Valeria un po’ imbarazzata si alzò dalla sedia del bar. Alberto, la maschera di sala, con la sua uniforme pretenziosa ad un cenno del professore si avvicinò facendo un cenno di saluto. Valeria lo seguì nella sala blu. Nel buio del cinema poté scorgere le figure di una decina di persone che sedevano sparse tra le file di poltrone. Rispetto al sabato la sala era praticamente vuota. L’uomo l’accompagnò alla penultima fila a destra e con la piccola luce della torcia elettrica gli indicò la seconda poltrona. Valeria mentre l’uomo si allontanava si sfilò il soprabito e si mise a sedere. Era emozionata e con il cuore in tumulto. Nella mente sentiva crescere l’eccitazione e accavallò le gambe per calmare il crescente calore tra le gambe.

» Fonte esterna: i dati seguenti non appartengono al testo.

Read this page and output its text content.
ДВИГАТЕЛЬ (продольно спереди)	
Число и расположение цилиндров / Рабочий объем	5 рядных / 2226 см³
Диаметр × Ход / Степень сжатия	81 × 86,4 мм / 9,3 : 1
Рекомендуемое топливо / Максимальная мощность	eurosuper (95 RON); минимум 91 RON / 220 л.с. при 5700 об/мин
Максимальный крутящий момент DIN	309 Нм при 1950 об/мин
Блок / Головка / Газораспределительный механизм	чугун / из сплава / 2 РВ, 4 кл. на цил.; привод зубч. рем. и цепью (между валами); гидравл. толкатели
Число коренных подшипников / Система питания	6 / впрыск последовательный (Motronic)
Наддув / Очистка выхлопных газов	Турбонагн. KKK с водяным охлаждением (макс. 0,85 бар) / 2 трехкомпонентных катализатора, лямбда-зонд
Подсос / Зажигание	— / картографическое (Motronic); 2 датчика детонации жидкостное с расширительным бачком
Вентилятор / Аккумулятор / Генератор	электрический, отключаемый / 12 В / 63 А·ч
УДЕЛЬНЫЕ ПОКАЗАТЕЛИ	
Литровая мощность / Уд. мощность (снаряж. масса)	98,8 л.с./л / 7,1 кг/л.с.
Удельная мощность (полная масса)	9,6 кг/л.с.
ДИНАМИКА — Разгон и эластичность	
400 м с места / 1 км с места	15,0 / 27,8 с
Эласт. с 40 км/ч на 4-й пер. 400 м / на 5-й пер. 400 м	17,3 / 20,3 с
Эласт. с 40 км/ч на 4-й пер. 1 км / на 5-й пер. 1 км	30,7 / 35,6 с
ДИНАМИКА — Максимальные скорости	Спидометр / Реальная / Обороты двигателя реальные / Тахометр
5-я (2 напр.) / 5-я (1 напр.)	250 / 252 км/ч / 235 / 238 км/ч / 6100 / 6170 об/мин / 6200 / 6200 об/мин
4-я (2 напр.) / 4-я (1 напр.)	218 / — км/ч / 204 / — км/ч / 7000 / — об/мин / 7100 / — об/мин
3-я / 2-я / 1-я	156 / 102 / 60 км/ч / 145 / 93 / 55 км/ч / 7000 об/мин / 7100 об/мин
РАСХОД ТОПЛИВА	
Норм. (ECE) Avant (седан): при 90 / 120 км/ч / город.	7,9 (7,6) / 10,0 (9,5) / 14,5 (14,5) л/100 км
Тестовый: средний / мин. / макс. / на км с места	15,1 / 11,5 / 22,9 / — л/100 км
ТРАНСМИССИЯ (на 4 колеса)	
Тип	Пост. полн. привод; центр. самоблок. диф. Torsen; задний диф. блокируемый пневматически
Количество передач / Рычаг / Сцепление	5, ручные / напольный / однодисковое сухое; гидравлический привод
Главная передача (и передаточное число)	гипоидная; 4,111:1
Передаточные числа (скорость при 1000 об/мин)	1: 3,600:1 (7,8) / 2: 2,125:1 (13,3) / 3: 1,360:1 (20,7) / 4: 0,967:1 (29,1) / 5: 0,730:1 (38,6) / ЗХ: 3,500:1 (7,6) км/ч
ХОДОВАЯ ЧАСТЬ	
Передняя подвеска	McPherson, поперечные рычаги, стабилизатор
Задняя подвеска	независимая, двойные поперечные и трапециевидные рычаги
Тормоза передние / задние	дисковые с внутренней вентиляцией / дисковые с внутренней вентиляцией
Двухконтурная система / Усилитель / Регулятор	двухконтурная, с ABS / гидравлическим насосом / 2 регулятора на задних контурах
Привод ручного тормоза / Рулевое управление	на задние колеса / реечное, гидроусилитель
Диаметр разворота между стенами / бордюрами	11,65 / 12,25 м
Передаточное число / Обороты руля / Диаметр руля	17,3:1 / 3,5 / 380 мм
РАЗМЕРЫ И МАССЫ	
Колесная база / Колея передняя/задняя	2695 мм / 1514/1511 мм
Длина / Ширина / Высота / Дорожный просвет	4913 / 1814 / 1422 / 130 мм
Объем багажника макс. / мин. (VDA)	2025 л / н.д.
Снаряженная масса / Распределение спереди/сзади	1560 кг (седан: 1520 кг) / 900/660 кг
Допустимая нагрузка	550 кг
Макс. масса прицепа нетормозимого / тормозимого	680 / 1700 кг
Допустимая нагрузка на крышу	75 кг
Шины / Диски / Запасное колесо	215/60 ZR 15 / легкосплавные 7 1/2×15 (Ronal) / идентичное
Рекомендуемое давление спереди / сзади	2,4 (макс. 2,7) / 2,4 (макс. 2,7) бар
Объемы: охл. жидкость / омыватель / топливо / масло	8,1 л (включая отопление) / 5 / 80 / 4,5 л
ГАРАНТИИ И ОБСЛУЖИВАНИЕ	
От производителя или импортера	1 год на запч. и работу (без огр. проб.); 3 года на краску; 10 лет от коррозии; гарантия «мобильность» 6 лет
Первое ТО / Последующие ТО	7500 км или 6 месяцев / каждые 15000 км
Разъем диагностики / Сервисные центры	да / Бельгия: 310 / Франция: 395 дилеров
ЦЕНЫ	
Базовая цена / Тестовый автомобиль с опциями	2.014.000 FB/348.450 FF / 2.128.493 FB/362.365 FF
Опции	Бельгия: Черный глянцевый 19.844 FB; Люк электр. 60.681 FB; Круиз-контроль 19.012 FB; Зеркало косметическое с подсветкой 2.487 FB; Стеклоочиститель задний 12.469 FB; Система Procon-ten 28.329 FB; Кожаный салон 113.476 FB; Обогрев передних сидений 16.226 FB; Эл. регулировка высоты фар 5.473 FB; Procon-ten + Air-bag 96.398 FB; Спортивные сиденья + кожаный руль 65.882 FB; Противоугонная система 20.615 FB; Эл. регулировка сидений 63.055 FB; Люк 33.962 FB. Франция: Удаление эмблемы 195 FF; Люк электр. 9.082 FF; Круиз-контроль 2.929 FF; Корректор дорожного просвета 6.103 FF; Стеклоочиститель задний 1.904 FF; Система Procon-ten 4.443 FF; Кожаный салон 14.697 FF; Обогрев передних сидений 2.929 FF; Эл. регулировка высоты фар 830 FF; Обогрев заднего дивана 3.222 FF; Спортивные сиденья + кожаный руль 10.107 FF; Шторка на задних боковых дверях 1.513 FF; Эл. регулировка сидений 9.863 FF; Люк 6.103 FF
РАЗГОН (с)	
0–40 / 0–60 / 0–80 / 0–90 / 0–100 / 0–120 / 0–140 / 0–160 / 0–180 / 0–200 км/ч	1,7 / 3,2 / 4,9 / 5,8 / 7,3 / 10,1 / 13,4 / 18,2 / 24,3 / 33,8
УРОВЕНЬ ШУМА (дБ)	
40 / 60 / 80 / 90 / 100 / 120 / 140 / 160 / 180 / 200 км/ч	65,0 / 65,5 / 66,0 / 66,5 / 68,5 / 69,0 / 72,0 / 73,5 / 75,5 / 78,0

Il film scorreva vivace sullo schermo panoramico e Valeria si guardò intorno per vedere da quale parte sarebbe arrivato il professore. Era scuro e riusciva a scorgere solo la figura alta della maschera vicino alla luce rossa di un uscita di sicurezza, poi notò una figura scura attraversare la sala. Era a sei file di poltrone da lei e dopo avere attraversato arrivò alle scale che erano illuminate da una debole luce azzurrina. Riconobbe il professore, che salì le scale con calma e si fermò alla sua destra. Si sedette di fianco a Valeria che senti un onda di eccitazione alzarle la peluria del braccio sinistro mentre l’uomo si sedeva al suo fianco. Il respirò si fece affannato e il cuore aumentò di colpo il ritmo dei battiti. Per fortuna nessuno badava a lei. Le altre persone erano lontane e solo la maschera sembrava guardare ogni tanto. Un panico irrazionale si impadronì di lei quando il gomito dell’uomo con delicatezza tocco il suo avambraccio. Valeria, come paralizzata, restò immobile mentre la mano del professore scivolò sul suo ginocchio carezzandolo. Valeria separò le gambe e subito la mano dell’uomo scivolò nella parte interna della coscia. Valeria istintivamente reagì chiudendo le gambe, mentre tutti i suoi sensi si concentravano su quel contatto. Il professore con calma aspettò che i muscoli si rilassassero per far salire la mano lungo la coscia, verso l’inguine. Indugiò con un sospiro sull’orlo delle calze autoreggenti, giocando con il mignolo sulla morbida pelle nuda e fu la volta di Valeria di sospirare. Il Professore accarezzò con penetrante piacere quei centimetri di pelle nuda, calda e morbidissima alla fine del bordo elastico delle autoreggenti. Le dita agili e curate accarezzarono il sesso sopra la sottile stoffa di cotone delle mutandine, poi il mignolo s’insinuò sotto il bordo dello slip. La mano del Professore si infilò sotto le mutandine e le dita premettero sul monte di Venere, giocando tra la morbida peluria. Il dito medio si fece strada tra le grandi labbra fino al clitoride, sguazzando dentro la vagina tanto il sesso di lei era bagnato.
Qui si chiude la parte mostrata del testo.